摘要： 药物研发是一项复杂、成本高但是成功率低的过程。分子属性预测是药物研发过程中基础但是具有挑战性的任务，准确地预测分子性质可以加速药物研发的进程，降低研发成本。随着机器学习，尤其是深度学习的发展，分子属性预测研究取得了很大的进展。但是现在的许多方法使用的分子表征单一，或者没有通过多维表征之间的潜在关联对其进行融合。因此，本研究提出一种新的分子属性预测方法—多表征融合的分子属性预测模型（MRFP），创新性地设计了一种分子表征融合算法，通过融合分子指纹与分子图两种不同类型的表征，生成更全面、细致的分子表征，从而为分子属性预测提供更准确的输入。此外，为了更好地提取分子图中的特征，依据分子特性，设计了一个新的分子图读出模块三阶卷积读出模块（TCNN），该模块能够有效捕捉分子图所表达的信息。通过在MoleculeNet中六个分类数据集和三个预测数据集上的实验，证明了本研究的性能，分类指标平均提高了2.8%，预测指标平均降低了0.47。这一研究不仅为分子属性预测提供了一种新的解决方案，也为药物研发领域中的分子设计和筛选提供了有力的支持，具有广泛的应用前景和潜力。
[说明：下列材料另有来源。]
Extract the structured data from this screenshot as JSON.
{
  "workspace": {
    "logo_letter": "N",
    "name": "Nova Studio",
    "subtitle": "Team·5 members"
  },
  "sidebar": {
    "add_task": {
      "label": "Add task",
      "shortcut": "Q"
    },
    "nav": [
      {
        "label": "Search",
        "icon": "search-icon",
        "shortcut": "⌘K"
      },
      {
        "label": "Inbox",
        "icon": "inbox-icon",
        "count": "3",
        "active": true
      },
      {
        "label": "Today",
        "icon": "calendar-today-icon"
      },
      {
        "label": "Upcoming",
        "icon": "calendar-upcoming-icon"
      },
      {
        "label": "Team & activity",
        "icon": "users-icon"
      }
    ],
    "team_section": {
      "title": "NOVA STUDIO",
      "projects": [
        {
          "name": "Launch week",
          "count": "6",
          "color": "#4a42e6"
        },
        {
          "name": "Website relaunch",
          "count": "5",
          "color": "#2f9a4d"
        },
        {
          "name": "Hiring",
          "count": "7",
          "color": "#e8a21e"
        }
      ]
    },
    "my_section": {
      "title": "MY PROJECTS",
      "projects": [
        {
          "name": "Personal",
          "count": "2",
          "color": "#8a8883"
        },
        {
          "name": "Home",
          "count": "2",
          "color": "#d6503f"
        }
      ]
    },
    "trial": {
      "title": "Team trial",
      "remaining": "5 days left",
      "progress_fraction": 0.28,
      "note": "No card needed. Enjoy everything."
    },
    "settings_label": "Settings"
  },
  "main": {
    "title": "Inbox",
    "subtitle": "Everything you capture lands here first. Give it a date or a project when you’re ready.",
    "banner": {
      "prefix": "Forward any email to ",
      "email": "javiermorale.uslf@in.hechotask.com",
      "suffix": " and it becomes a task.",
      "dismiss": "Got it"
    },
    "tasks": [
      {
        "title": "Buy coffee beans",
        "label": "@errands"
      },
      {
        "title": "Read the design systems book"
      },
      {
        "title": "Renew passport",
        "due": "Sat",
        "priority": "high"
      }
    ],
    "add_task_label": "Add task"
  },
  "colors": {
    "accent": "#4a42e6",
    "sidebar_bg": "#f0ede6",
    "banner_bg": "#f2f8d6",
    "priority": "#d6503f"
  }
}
Abstract: Drug development is a complex, costly, and low-success-rate process. Molecular property prediction is a fundamental yet challenging task in drug development, and accurately predicting molecular properties can accelerate the process and reduce costs. With the advancement of machine learning, particularly deep learning, significant progress has been made in molecular property prediction. However, many existing methods rely on single molecular representations or fail to integrate the potential relationships among multi-dimensional representations. Therefore, this study proposes a novel molecular property prediction method—the Multi-Representation Fusion Model for Molecular Property Prediction (MRFP). It innovatively designs a molecular representation fusion algorithm that integrates two distinct types of molecular representations: molecular fingerprints and molecular graphs, thereby generating a more comprehensive and detailed molecular representation, which provides more accurate input for molecular property prediction. Furthermore, to better extract features in molecular graphs, we have designed a novel molecular graph readout module named the Tri-Step Convolutional Readout Module (TCNN) based on molecular characteristics, which effectively captures the information expressed in molecular graphs. Experimental results on six classification datasets and three regression datasets from MoleculeNet demonstrate the effectiveness of our method, achieving an average improvement of 2.8% in classification metrics and a reduction of 0.47 in regression metrics. This research not only provides a new solution for molecular property prediction but also offers strong support for molecular design and screening in drug development, with broad application prospects and potential.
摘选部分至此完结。